Sixth, $SO(3,1)$ isn't related to the diffeomorphism in any direct way. It is surely not the same thing. This group is the Lorentz group and in the GR, you may choose a formalism based on tetrads/vielbeins/vierbeins where it becomes a local symmetry because the orientation of the tetrad may be rotated by a Lorentz transformation independently at each point of the space. But this is just an extra gauge symmetry that one must add if he works with tetrads – it's a symmetry that exists on top of the diffeomorphism symmetry and this symmetry is different and "non-local" because it changes the spacetime coordinates of objects or fields while all the Yang-Mills symmetries above and even the local Lorentz group at the beginning of this paragraph are acting locally, inside the field space associated with a fixed point of the spacetime. (The fact that diffeomorphisms in no way "boil down" to the local Lorentz group is a rudimentary insight that is misunderstood by all the people who talk about the "graviweak unification" and similar physically flawed projects.) I will not use with tetrads in the next paragraph so the gauge symmetry will be just diffeomorphisms and there won't be any local Lorentz group as a part of the gauge symmetry.
The diffeomorphism symmetry is locally generated by the translations, not Lorentz transformations, and the parameters of these 4-translations depend on the position in the 4-dimensional spacetime.
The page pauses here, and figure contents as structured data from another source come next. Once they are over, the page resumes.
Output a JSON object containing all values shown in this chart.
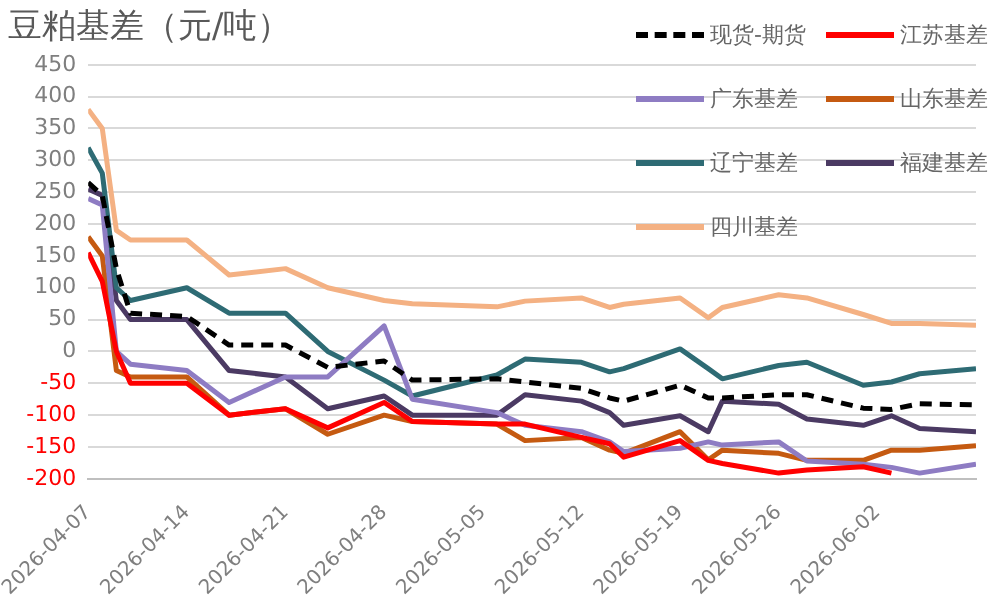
{
  "chart_data": {
    "type": "line",
    "title": "豆粕基差（元/吨）",
    "legend": "top right",
    "grid": "y",
    "marker": "none",
    "x": [
      "2026-04-07",
      "2026-04-08",
      "2026-04-09",
      "2026-04-10",
      "2026-04-14",
      "2026-04-17",
      "2026-04-21",
      "2026-04-24",
      "2026-04-28",
      "2026-04-30",
      "2026-05-06",
      "2026-05-08",
      "2026-05-12",
      "2026-05-14",
      "2026-05-15",
      "2026-05-19",
      "2026-05-21",
      "2026-05-22",
      "2026-05-26",
      "2026-05-28",
      "2026-06-01",
      "2026-06-03",
      "2026-06-05",
      "2026-06-09"
    ],
    "xlim": [
      "2026-04-07",
      "2026-06-09"
    ],
    "xticks": [
      "2026-04-07",
      "2026-04-14",
      "2026-04-21",
      "2026-04-28",
      "2026-05-05",
      "2026-05-12",
      "2026-05-19",
      "2026-05-26",
      "2026-06-02"
    ],
    "ylim": [
      -200,
      450
    ],
    "yticks": [
      -200,
      -150,
      -100,
      -50,
      0,
      50,
      100,
      150,
      200,
      250,
      300,
      350,
      400,
      450
    ],
    "series": [
      {
        "name": "现货-期货",
        "color": "#000000",
        "line_style": "dashed",
        "values": [
          265,
          245,
          130,
          60,
          55,
          10,
          10,
          -25,
          -15,
          -45,
          -43,
          -48,
          -58,
          -73,
          -78,
          -53,
          -73,
          -73,
          -68,
          -68,
          -89,
          -91,
          -82,
          -84
        ]
      },
      {
        "name": "江苏基差",
        "color": "#ff0000",
        "values": [
          155,
          110,
          0,
          -50,
          -50,
          -100,
          -90,
          -120,
          -80,
          -110,
          -114,
          -114,
          -135,
          -145,
          -166,
          -140,
          -171,
          -176,
          -191,
          -186,
          -181,
          -191,
          null,
          null
        ]
      },
      {
        "name": "广东基差",
        "color": "#8e7cc3",
        "values": [
          240,
          230,
          0,
          -20,
          -30,
          -80,
          -40,
          -40,
          40,
          -75,
          -96,
          -116,
          -126,
          -142,
          -157,
          -152,
          -142,
          -147,
          -142,
          -172,
          -177,
          -182,
          -191,
          -177
        ]
      },
      {
        "name": "山东基差",
        "color": "#c55a11",
        "values": [
          180,
          150,
          -30,
          -40,
          -40,
          -100,
          -90,
          -130,
          -100,
          -110,
          -114,
          -140,
          -135,
          -155,
          -160,
          -126,
          -170,
          -155,
          -160,
          -171,
          -171,
          -155,
          -155,
          -148
        ]
      },
      {
        "name": "辽宁基差",
        "color": "#2e6b74",
        "values": [
          320,
          280,
          100,
          80,
          100,
          60,
          60,
          0,
          -45,
          -70,
          -37,
          -12,
          -17,
          -32,
          -27,
          4,
          -27,
          -43,
          -22,
          -17,
          -53,
          -48,
          -35,
          -27
        ]
      },
      {
        "name": "福建基差",
        "color": "#4b3a63",
        "values": [
          255,
          245,
          80,
          50,
          50,
          -30,
          -40,
          -90,
          -70,
          -100,
          -100,
          -68,
          -78,
          -96,
          -116,
          -101,
          -126,
          -78,
          -83,
          -106,
          -116,
          -101,
          -121,
          -126
        ]
      },
      {
        "name": "四川基差",
        "color": "#f4b183",
        "values": [
          380,
          350,
          190,
          175,
          175,
          120,
          130,
          100,
          80,
          75,
          70,
          79,
          84,
          69,
          74,
          84,
          53,
          69,
          89,
          84,
          58,
          44,
          44,
          41
        ]
      }
    ]
  }
}
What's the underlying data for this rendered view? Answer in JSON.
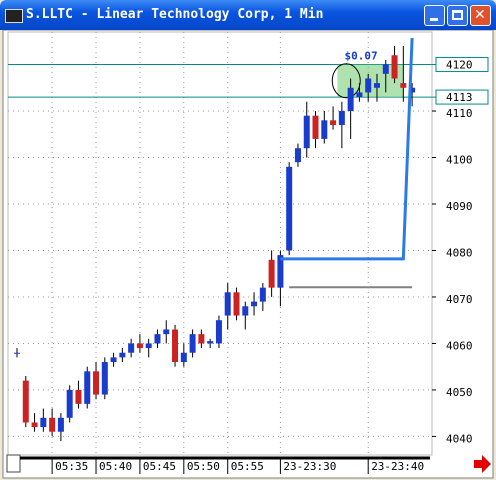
{
  "window": {
    "title": "S.LLTC - Linear Technology Corp, 1 Min"
  },
  "chart_data": {
    "type": "candlestick",
    "categories": [
      null,
      null,
      null,
      null,
      "05:35",
      null,
      null,
      null,
      null,
      "05:40",
      null,
      null,
      null,
      null,
      "05:45",
      null,
      null,
      null,
      null,
      "05:50",
      null,
      null,
      null,
      null,
      "05:55",
      null,
      null,
      null,
      null,
      null,
      "23-23:30",
      null,
      null,
      null,
      null,
      null,
      null,
      null,
      null,
      null,
      "23-23:40",
      null,
      null,
      null,
      null,
      null
    ],
    "open": [
      4058,
      4052,
      4043,
      4042,
      4044,
      4041,
      4044,
      4050,
      4047,
      4054,
      4049,
      4056,
      4057,
      4058,
      4060,
      4059,
      4060,
      4062,
      4063,
      4056,
      4058,
      4062,
      4060,
      4060,
      4066,
      4071,
      4066,
      4068,
      4069,
      4078,
      4072,
      4080,
      4099,
      4102,
      4109,
      4104,
      4108,
      4107,
      4110,
      4113,
      4114,
      4115,
      4118,
      4122,
      4116,
      4114
    ],
    "high": [
      4059,
      4053,
      4045,
      4046,
      4046,
      4045,
      4051,
      4052,
      4055,
      4056,
      4057,
      4058,
      4059,
      4061,
      4062,
      4061,
      4063,
      4065,
      4064,
      4060,
      4063,
      4063,
      4061,
      4066,
      4073,
      4072,
      4069,
      4071,
      4073,
      4080,
      4080,
      4099,
      4103,
      4112,
      4110,
      4110,
      4111,
      4112,
      4117,
      4116,
      4118,
      4118,
      4121,
      4124,
      4124,
      4116
    ],
    "low": [
      4057,
      4042,
      4041,
      4041,
      4040,
      4039,
      4043,
      4046,
      4046,
      4048,
      4048,
      4055,
      4056,
      4057,
      4058,
      4057,
      4059,
      4060,
      4055,
      4055,
      4057,
      4059,
      4059,
      4059,
      4063,
      4065,
      4063,
      4066,
      4067,
      4070,
      4068,
      4079,
      4098,
      4100,
      4102,
      4103,
      4106,
      4102,
      4104,
      4112,
      4112,
      4112,
      4114,
      4116,
      4112,
      4111
    ],
    "close": [
      4058,
      4043,
      4042,
      4044,
      4041,
      4044,
      4050,
      4047,
      4054,
      4049,
      4056,
      4057,
      4058,
      4060,
      4059,
      4060,
      4062,
      4063,
      4056,
      4058,
      4062,
      4060,
      4060.5,
      4065,
      4071,
      4066,
      4068,
      4069,
      4072,
      4072,
      4079,
      4098,
      4102,
      4109,
      4104,
      4108,
      4107,
      4110,
      4115,
      4114,
      4117,
      4116,
      4120,
      4117,
      4115,
      4115
    ],
    "up_color": "#1a3ccc",
    "down_color": "#cc2222",
    "ylim": [
      4036,
      4127
    ],
    "yticks": [
      4040,
      4050,
      4060,
      4070,
      4080,
      4090,
      4100,
      4110
    ],
    "grid": true,
    "hlines": [
      4120,
      4113
    ],
    "hline_color": "#008b8b",
    "annotation": "$0.07",
    "blue_line": {
      "x": [
        30,
        44,
        45
      ],
      "y": [
        4078.2,
        4078.2,
        4125.7
      ],
      "color": "#2a7ae8"
    },
    "gray_line": {
      "x": [
        31,
        45
      ],
      "y": [
        4072.1,
        4072.1
      ],
      "color": "#808080"
    }
  }
}
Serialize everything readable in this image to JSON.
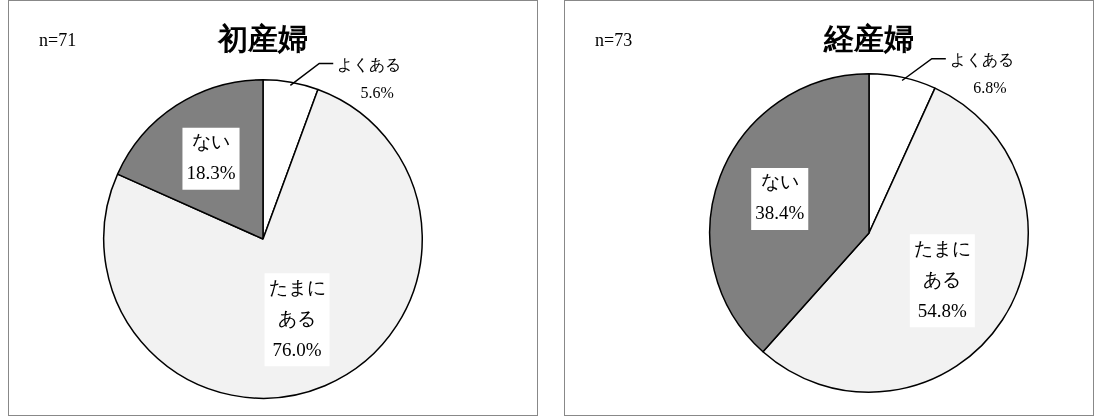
{
  "chart_data": [
    {
      "type": "pie",
      "title": "初産婦",
      "annotations": [
        "n=71"
      ],
      "categories": [
        "よくある",
        "たまにある",
        "ない"
      ],
      "values": [
        5.6,
        76.0,
        18.3
      ],
      "value_labels": [
        "5.6%",
        "76.0%",
        "18.3%"
      ],
      "colors": [
        "#ffffff",
        "#f2f2f2",
        "#808080"
      ]
    },
    {
      "type": "pie",
      "title": "経産婦",
      "annotations": [
        "n=73"
      ],
      "categories": [
        "よくある",
        "たまにある",
        "ない"
      ],
      "values": [
        6.8,
        54.8,
        38.4
      ],
      "value_labels": [
        "6.8%",
        "54.8%",
        "38.4%"
      ],
      "colors": [
        "#ffffff",
        "#f2f2f2",
        "#808080"
      ]
    }
  ]
}
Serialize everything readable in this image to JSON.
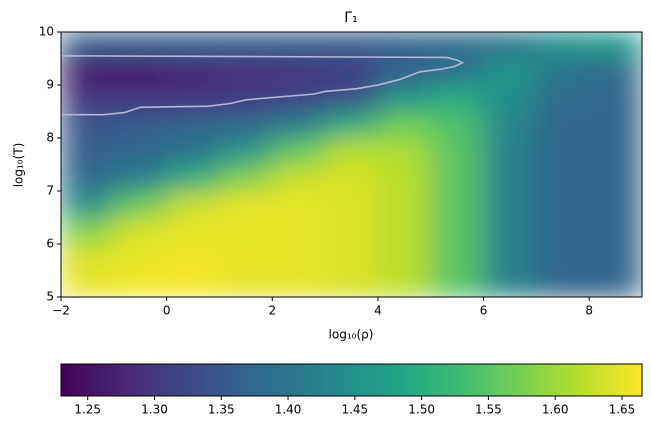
{
  "chart_data": {
    "type": "heatmap",
    "title": "Γ₁",
    "xlabel": "log₁₀(ρ)",
    "ylabel": "log₁₀(T)",
    "colormap": "viridis",
    "x": [
      -1.5,
      -0.5,
      0.5,
      1.5,
      2.5,
      3.5,
      4.5,
      5.5,
      6.5,
      7.5,
      8.5
    ],
    "y": [
      5.25,
      5.75,
      6.25,
      6.75,
      7.25,
      7.75,
      8.25,
      8.75,
      9.25,
      9.75
    ],
    "z": [
      [
        1.65,
        1.66,
        1.66,
        1.65,
        1.65,
        1.64,
        1.62,
        1.55,
        1.42,
        1.37,
        1.37
      ],
      [
        1.64,
        1.65,
        1.66,
        1.65,
        1.65,
        1.64,
        1.62,
        1.55,
        1.42,
        1.37,
        1.37
      ],
      [
        1.58,
        1.64,
        1.65,
        1.65,
        1.65,
        1.64,
        1.62,
        1.55,
        1.42,
        1.37,
        1.37
      ],
      [
        1.45,
        1.56,
        1.63,
        1.65,
        1.65,
        1.64,
        1.62,
        1.55,
        1.42,
        1.37,
        1.37
      ],
      [
        1.38,
        1.42,
        1.5,
        1.58,
        1.63,
        1.64,
        1.62,
        1.55,
        1.42,
        1.37,
        1.37
      ],
      [
        1.36,
        1.37,
        1.4,
        1.46,
        1.56,
        1.62,
        1.61,
        1.55,
        1.42,
        1.37,
        1.37
      ],
      [
        1.35,
        1.36,
        1.37,
        1.38,
        1.42,
        1.5,
        1.57,
        1.54,
        1.43,
        1.37,
        1.37
      ],
      [
        1.3,
        1.3,
        1.3,
        1.31,
        1.32,
        1.34,
        1.46,
        1.5,
        1.44,
        1.38,
        1.37
      ],
      [
        1.26,
        1.26,
        1.27,
        1.28,
        1.29,
        1.31,
        1.36,
        1.4,
        1.46,
        1.4,
        1.38
      ],
      [
        1.36,
        1.36,
        1.36,
        1.36,
        1.36,
        1.36,
        1.37,
        1.38,
        1.4,
        1.45,
        1.46
      ]
    ],
    "contour": {
      "color": "#b9b5d8",
      "x": [
        -2,
        5.3,
        5.5,
        5.6,
        5.45,
        5.2,
        4.8,
        4.4,
        4.0,
        3.6,
        3.0,
        2.8,
        1.5,
        1.2,
        0.8,
        -0.5,
        -0.8,
        -1.2,
        -2
      ],
      "y": [
        9.55,
        9.52,
        9.47,
        9.42,
        9.35,
        9.3,
        9.25,
        9.1,
        9.0,
        8.93,
        8.88,
        8.83,
        8.72,
        8.65,
        8.6,
        8.58,
        8.48,
        8.44,
        8.44
      ]
    },
    "xlim": [
      -2,
      9
    ],
    "ylim": [
      5,
      10
    ],
    "xticks": [
      {
        "value": -2,
        "label": "−2"
      },
      0,
      2,
      4,
      6,
      8
    ],
    "yticks": [
      5,
      6,
      7,
      8,
      9,
      10
    ],
    "clim": [
      1.23,
      1.665
    ],
    "cticks": [
      1.25,
      {
        "value": 1.3,
        "label": "1.30"
      },
      1.35,
      {
        "value": 1.4,
        "label": "1.40"
      },
      1.45,
      {
        "value": 1.5,
        "label": "1.50"
      },
      1.55,
      {
        "value": 1.6,
        "label": "1.60"
      },
      1.65
    ]
  }
}
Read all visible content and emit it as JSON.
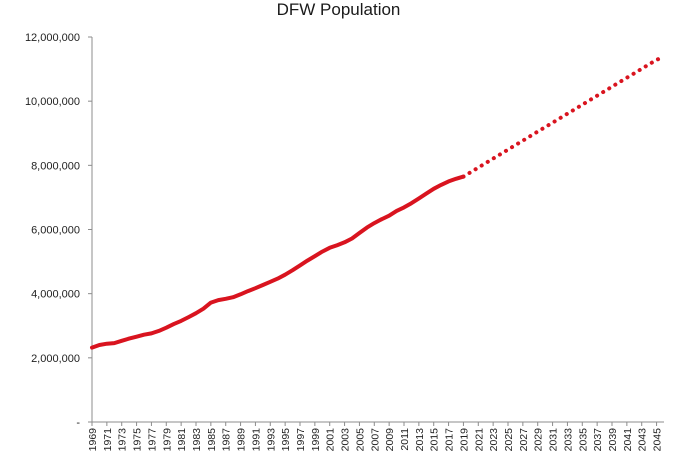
{
  "chart_data": {
    "type": "line",
    "title": "DFW Population",
    "xlabel": "",
    "ylabel": "",
    "xlim": [
      1969,
      2046
    ],
    "ylim": [
      0,
      12000000
    ],
    "grid": false,
    "legend": "none",
    "y_ticks": [
      0,
      2000000,
      4000000,
      6000000,
      8000000,
      10000000,
      12000000
    ],
    "y_tick_labels": [
      "-",
      "2,000,000",
      "4,000,000",
      "6,000,000",
      "8,000,000",
      "10,000,000",
      "12,000,000"
    ],
    "x_tick_labels": [
      "1969",
      "1971",
      "1973",
      "1975",
      "1977",
      "1979",
      "1981",
      "1983",
      "1985",
      "1987",
      "1989",
      "1991",
      "1993",
      "1995",
      "1997",
      "1999",
      "2001",
      "2003",
      "2005",
      "2007",
      "2009",
      "2011",
      "2013",
      "2015",
      "2017",
      "2019",
      "2021",
      "2023",
      "2025",
      "2027",
      "2029",
      "2031",
      "2033",
      "2035",
      "2037",
      "2039",
      "2041",
      "2043",
      "2045"
    ],
    "series": [
      {
        "style": "solid",
        "color": "#d9141f",
        "x": [
          1969,
          1970,
          1971,
          1972,
          1973,
          1974,
          1975,
          1976,
          1977,
          1978,
          1979,
          1980,
          1981,
          1982,
          1983,
          1984,
          1985,
          1986,
          1987,
          1988,
          1989,
          1990,
          1991,
          1992,
          1993,
          1994,
          1995,
          1996,
          1997,
          1998,
          1999,
          2000,
          2001,
          2002,
          2003,
          2004,
          2005,
          2006,
          2007,
          2008,
          2009,
          2010,
          2011,
          2012,
          2013,
          2014,
          2015,
          2016,
          2017,
          2018,
          2019
        ],
        "y": [
          2320000,
          2400000,
          2440000,
          2460000,
          2530000,
          2600000,
          2660000,
          2720000,
          2760000,
          2840000,
          2940000,
          3050000,
          3150000,
          3270000,
          3390000,
          3530000,
          3720000,
          3800000,
          3840000,
          3890000,
          3980000,
          4080000,
          4170000,
          4270000,
          4370000,
          4470000,
          4590000,
          4730000,
          4880000,
          5030000,
          5170000,
          5310000,
          5430000,
          5510000,
          5600000,
          5720000,
          5890000,
          6060000,
          6200000,
          6320000,
          6430000,
          6580000,
          6690000,
          6820000,
          6970000,
          7120000,
          7270000,
          7390000,
          7500000,
          7580000,
          7650000
        ]
      },
      {
        "style": "dotted",
        "color": "#d9141f",
        "x": [
          2019,
          2020,
          2021,
          2022,
          2023,
          2024,
          2025,
          2026,
          2027,
          2028,
          2029,
          2030,
          2031,
          2032,
          2033,
          2034,
          2035,
          2036,
          2037,
          2038,
          2039,
          2040,
          2041,
          2042,
          2043,
          2044,
          2045,
          2046
        ],
        "y": [
          7650000,
          7790000,
          7930000,
          8070000,
          8210000,
          8350000,
          8490000,
          8630000,
          8770000,
          8910000,
          9050000,
          9190000,
          9330000,
          9470000,
          9610000,
          9750000,
          9890000,
          10030000,
          10170000,
          10310000,
          10450000,
          10590000,
          10730000,
          10870000,
          11010000,
          11150000,
          11290000,
          11380000
        ]
      }
    ]
  }
}
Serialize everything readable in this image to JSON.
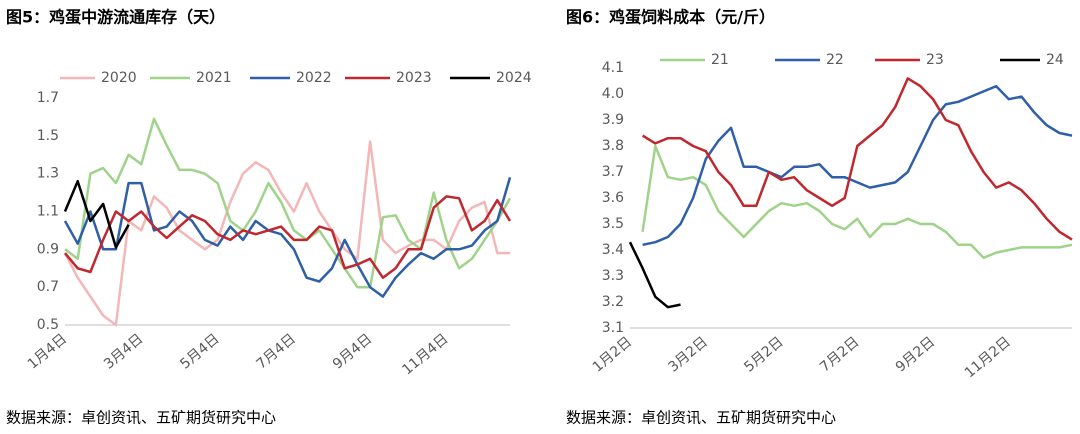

This is how a general infinitesimal diffeomorphism may be written down. If there were no gauge symmetries, $g_{\mu\nu}$ would have 10 off-shell degrees of freedom, like 10 scalar fields. However, each generator makes two polarizations unphysical, just like in the case of QED or QCD above (where the 4 polarizations of a vector were reduced down to 2; in QCD, all these numbers were multiplied by 8, the dimension of the adjoint representation of the gauge group, $SU(3)$ etc.). Because the general translation per point has 4 parameters, one removes $2\times 4 = 8$ polarizations and he is left with $10-8=2$ physical polarizations of the gravitational wave (or graviton). The usual bases chosen in this 2-dimensional physical space is a right-handed circular plus left-handed circular polarized wave; or the "linear" polarizations that stretch and shrink the space in the horizontal/vertical direction plus the wave doing the same in directions rotated by 45 degrees:
This counting was actually a bit cheating but it does work in the general dimension. To do the counting properly and controllably, one has to distinguish constraints from dynamical equations and see how many of the modes of a plane wave (gravitational wave) are affected by a diffeomorphism. In the general dimension of $d$, it may be seen that the tensor $\Delta g_{\mu\nu}$ may be described, after making the right diffeomorphism, by $h_{ij}$ in $d-2$ dimensions and moreover the trace $h_{ii}$ may be set to zero. This gives us $(d-2)(d-1)/2-1$ physical polarizations of the graviton. In $d=4$, this yields 2 physical polarizations of the graviton. A gravitational wave moving in the 3rd direction is described by $h_{11}=-h_{22}$ and $h_{12}=h_{21}$ while other components of $h_{\mu\nu}$ may be either made to vanish by a gauge transformation (diffeomorphism), or they're required to vanish by the equations of motion or constraints linked to the same diffeomorphism. Morally speaking, it is true that we eliminate two groups of 4 degrees of freedom, as I indicated in the sloppy calculation that happened to lead to the right result. Note that $$\frac{d(d+1)}2 -2d = \frac{(d-2)(d-1)}2-1 $$ I have to emphasize that these is a standard counting of the "linearized gravity" and it's the same procedure to count as the counting of physical polarizations after the diffeomorphism "gauge symmetry" – just the language involving "gauge symmetries" is more particle-physics-oriented.